Diante do choro aflito da aposentada, o gerente propôs que ela contraísse um empréstimo. Não um empréstimo pessoal, como o contraído pelo gatuno, mas um empréstimo consignado no valor de R$ 5 mil. Anita não queria. Achava aquilo o fim da picada. Não bastasse o golpe, ainda teria de se endividar? É a única alternativa, afirmou o gerente. O bancário ofereceu a Anita uma "oportunidade única, de pai para filha": R$ 5 mil a serem quitados em 84 parcelas de R$ 112,63, corrigidos pela inflação. Digitei na calculadora: sete anos em dívida, ao fim dos quais Anita terá pagado R$ 9.460. Um ágio de 89%.

Os desdobramentos são escabrosos. Sentindo-se duplamente lesada, Anita narrou o golpe ao padre Beozzo, que prometeu arranjar um advogado. "Trata-se de inequívoca responsabilidade objetiva das instituições financeiras, mormente o risco da atividade, respondendo pelos danos causados aos seus clientes, mesmo quando relacionados a fraudes ou delitos atribuídos a terceiros", diz a ação movida pelo advogado José Rubens de Souza, apoiada em farta jurisprudência. "Vale frisar, por relevante, que o fato de a requerente sofrer o constrangimento de ter seu cartão trocado por fraude de terceiros, por si só, já configura o dano moral, conforme consolidado na Súmula nº 479 do Superior Tribunal de Justiça: 'As instituições financeiras respondem objetivamente pelos danos gerados por fortuito interno relativo a fraudes e delitos praticados por terceiros no âmbito de operações bancárias'".

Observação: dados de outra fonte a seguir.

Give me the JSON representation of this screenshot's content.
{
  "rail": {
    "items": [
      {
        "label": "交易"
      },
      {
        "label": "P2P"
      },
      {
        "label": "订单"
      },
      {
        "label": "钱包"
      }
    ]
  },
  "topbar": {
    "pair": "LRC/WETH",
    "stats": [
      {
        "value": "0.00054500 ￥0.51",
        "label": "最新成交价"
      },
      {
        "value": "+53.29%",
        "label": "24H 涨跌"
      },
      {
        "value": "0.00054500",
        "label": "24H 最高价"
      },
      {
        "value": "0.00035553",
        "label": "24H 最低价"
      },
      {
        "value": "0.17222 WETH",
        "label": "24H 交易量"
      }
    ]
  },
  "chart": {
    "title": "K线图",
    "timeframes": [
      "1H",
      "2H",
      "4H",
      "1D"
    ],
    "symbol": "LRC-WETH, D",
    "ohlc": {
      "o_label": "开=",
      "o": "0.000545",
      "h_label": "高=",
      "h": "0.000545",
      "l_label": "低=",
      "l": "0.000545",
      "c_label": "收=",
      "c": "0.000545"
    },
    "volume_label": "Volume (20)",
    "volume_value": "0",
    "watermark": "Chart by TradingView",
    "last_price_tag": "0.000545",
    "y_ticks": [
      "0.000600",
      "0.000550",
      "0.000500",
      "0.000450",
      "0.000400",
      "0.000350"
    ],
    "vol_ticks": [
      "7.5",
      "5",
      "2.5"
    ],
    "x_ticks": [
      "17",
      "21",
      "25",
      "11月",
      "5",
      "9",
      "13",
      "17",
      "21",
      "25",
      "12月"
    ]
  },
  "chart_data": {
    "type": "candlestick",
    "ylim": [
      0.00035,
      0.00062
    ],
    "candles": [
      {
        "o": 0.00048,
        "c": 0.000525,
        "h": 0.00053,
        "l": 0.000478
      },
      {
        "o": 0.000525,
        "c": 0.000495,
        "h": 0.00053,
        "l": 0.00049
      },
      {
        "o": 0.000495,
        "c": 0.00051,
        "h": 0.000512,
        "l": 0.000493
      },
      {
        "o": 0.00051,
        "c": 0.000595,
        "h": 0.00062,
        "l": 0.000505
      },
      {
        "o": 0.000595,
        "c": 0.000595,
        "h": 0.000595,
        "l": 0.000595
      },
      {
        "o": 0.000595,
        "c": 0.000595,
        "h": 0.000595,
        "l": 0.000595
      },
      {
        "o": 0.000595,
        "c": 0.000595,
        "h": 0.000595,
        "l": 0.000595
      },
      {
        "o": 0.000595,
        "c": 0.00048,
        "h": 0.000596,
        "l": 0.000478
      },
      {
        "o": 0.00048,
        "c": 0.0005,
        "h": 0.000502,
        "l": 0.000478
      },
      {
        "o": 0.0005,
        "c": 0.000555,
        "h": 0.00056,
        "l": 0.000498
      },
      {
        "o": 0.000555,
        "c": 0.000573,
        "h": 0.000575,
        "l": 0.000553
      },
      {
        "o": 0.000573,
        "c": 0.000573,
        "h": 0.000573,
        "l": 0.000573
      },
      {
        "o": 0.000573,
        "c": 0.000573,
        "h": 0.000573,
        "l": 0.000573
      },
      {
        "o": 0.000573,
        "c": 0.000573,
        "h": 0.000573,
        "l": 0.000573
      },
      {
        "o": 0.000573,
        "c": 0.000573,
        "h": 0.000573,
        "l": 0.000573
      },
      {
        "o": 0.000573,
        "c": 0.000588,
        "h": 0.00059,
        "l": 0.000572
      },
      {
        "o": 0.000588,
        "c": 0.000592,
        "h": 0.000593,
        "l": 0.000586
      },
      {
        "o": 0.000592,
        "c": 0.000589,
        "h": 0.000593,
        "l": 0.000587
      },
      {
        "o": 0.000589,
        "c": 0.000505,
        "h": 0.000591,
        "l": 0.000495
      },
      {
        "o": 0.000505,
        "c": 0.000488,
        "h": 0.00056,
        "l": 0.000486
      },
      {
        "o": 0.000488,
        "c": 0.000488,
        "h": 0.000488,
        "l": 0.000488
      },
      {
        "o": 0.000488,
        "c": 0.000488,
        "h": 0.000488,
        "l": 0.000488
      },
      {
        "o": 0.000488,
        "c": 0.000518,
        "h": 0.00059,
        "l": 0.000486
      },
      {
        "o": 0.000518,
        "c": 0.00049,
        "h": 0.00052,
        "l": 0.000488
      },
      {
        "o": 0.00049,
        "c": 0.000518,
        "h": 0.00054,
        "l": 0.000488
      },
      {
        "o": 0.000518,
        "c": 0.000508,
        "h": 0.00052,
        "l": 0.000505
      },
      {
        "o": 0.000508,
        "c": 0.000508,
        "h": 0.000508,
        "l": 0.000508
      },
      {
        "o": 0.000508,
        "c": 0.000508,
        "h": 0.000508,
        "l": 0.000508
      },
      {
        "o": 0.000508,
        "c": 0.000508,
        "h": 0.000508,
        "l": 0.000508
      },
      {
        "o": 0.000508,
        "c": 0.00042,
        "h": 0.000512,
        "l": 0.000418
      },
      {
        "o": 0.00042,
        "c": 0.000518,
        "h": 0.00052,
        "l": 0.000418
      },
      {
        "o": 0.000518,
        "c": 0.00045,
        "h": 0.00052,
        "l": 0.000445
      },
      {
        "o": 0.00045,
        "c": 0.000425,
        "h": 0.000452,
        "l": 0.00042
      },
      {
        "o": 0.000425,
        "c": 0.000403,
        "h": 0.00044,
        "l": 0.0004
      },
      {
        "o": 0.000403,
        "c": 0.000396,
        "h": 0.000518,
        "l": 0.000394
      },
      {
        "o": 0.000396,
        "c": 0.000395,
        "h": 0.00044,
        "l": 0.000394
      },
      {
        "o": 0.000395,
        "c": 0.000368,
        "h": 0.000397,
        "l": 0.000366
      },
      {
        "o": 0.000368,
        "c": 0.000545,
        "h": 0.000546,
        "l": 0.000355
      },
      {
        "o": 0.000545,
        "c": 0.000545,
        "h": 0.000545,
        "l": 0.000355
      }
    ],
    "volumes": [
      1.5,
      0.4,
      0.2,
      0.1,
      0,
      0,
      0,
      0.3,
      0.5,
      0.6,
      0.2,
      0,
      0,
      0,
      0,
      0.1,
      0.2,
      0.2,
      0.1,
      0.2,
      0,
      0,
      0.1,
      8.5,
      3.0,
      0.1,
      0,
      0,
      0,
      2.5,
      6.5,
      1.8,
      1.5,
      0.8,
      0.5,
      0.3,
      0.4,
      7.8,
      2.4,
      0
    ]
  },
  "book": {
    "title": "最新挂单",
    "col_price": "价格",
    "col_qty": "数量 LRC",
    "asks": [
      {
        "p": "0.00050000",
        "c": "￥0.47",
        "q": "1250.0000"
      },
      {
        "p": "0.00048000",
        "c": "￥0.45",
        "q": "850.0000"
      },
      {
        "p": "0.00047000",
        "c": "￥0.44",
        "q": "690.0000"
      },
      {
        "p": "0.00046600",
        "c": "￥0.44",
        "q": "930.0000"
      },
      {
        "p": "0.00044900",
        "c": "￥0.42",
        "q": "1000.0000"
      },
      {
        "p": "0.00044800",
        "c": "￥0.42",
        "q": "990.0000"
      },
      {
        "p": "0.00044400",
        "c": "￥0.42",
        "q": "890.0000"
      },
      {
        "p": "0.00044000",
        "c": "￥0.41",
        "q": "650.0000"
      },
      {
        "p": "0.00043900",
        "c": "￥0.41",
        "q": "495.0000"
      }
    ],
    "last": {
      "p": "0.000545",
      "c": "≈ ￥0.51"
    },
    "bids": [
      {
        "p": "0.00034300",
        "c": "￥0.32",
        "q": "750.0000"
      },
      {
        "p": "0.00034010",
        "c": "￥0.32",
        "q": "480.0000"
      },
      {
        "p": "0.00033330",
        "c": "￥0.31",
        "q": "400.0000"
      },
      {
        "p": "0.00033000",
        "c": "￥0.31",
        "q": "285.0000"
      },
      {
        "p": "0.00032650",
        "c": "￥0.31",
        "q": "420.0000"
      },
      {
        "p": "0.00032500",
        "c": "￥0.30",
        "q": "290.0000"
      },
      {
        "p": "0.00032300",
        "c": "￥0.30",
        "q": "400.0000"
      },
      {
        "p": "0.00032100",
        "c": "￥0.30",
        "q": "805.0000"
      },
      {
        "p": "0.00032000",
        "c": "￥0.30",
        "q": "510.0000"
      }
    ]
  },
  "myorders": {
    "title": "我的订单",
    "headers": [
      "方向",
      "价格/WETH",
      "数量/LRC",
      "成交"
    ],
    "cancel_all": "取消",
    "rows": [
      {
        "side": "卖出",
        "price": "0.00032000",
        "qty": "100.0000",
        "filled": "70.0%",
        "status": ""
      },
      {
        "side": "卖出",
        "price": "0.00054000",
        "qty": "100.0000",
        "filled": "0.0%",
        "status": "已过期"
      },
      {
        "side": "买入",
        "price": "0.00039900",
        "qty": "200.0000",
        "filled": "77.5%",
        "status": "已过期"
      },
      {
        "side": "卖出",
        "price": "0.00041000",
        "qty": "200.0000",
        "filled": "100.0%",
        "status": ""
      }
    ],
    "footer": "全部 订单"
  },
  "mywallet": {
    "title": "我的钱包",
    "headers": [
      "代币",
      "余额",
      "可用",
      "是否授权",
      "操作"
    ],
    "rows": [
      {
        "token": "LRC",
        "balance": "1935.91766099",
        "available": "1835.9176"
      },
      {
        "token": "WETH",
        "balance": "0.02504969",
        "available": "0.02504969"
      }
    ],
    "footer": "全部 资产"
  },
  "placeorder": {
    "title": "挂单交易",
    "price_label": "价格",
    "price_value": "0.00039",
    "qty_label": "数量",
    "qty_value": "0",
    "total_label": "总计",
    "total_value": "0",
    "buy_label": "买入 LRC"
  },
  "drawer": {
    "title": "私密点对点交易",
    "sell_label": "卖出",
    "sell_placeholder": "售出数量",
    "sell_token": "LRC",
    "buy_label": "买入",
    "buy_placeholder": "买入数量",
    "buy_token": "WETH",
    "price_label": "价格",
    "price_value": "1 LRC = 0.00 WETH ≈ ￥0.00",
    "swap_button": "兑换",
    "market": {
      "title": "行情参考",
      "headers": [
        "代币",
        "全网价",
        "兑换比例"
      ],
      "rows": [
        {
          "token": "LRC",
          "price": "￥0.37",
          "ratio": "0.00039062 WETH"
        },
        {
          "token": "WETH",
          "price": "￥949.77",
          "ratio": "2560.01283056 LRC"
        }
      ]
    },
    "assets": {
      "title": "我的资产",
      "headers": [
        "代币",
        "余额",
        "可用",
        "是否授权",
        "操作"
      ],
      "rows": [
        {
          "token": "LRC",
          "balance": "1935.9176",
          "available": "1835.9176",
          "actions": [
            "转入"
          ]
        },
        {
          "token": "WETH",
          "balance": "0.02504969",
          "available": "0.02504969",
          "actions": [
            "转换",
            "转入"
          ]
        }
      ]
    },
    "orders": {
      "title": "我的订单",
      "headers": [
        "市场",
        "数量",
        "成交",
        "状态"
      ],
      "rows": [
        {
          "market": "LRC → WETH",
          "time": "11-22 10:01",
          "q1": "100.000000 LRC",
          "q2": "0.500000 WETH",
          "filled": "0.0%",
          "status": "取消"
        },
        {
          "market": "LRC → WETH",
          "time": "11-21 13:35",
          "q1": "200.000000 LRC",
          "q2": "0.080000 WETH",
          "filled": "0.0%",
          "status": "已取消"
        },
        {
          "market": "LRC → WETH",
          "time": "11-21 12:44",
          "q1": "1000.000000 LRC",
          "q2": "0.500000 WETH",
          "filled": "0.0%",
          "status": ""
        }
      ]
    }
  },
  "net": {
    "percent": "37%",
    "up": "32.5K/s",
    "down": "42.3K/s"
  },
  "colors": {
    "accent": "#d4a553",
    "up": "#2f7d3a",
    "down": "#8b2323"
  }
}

Por meio do advogado, Anita propôs uma ação declaratória de inexistência de débito - ou seja, a extinção da dívida acompanhada por uma declaração de que "nada consta" - e uma indenização por danos materiais e morais. A causa foi calculada em R$ 23.475,22. Citado, o banco reivindicou "exoneração de responsabilidade". "Não é cabível a responsabilização do banco por conduta cometida inteiramente por terceiro, em razão de falta de atenção da titular", diz a defesa do réu, igualmente apoiado em jurisprudência. "Estamos, na realidade, diante de uma questão de segurança pública, em que não há participação da instituição financeira no que ocorreu".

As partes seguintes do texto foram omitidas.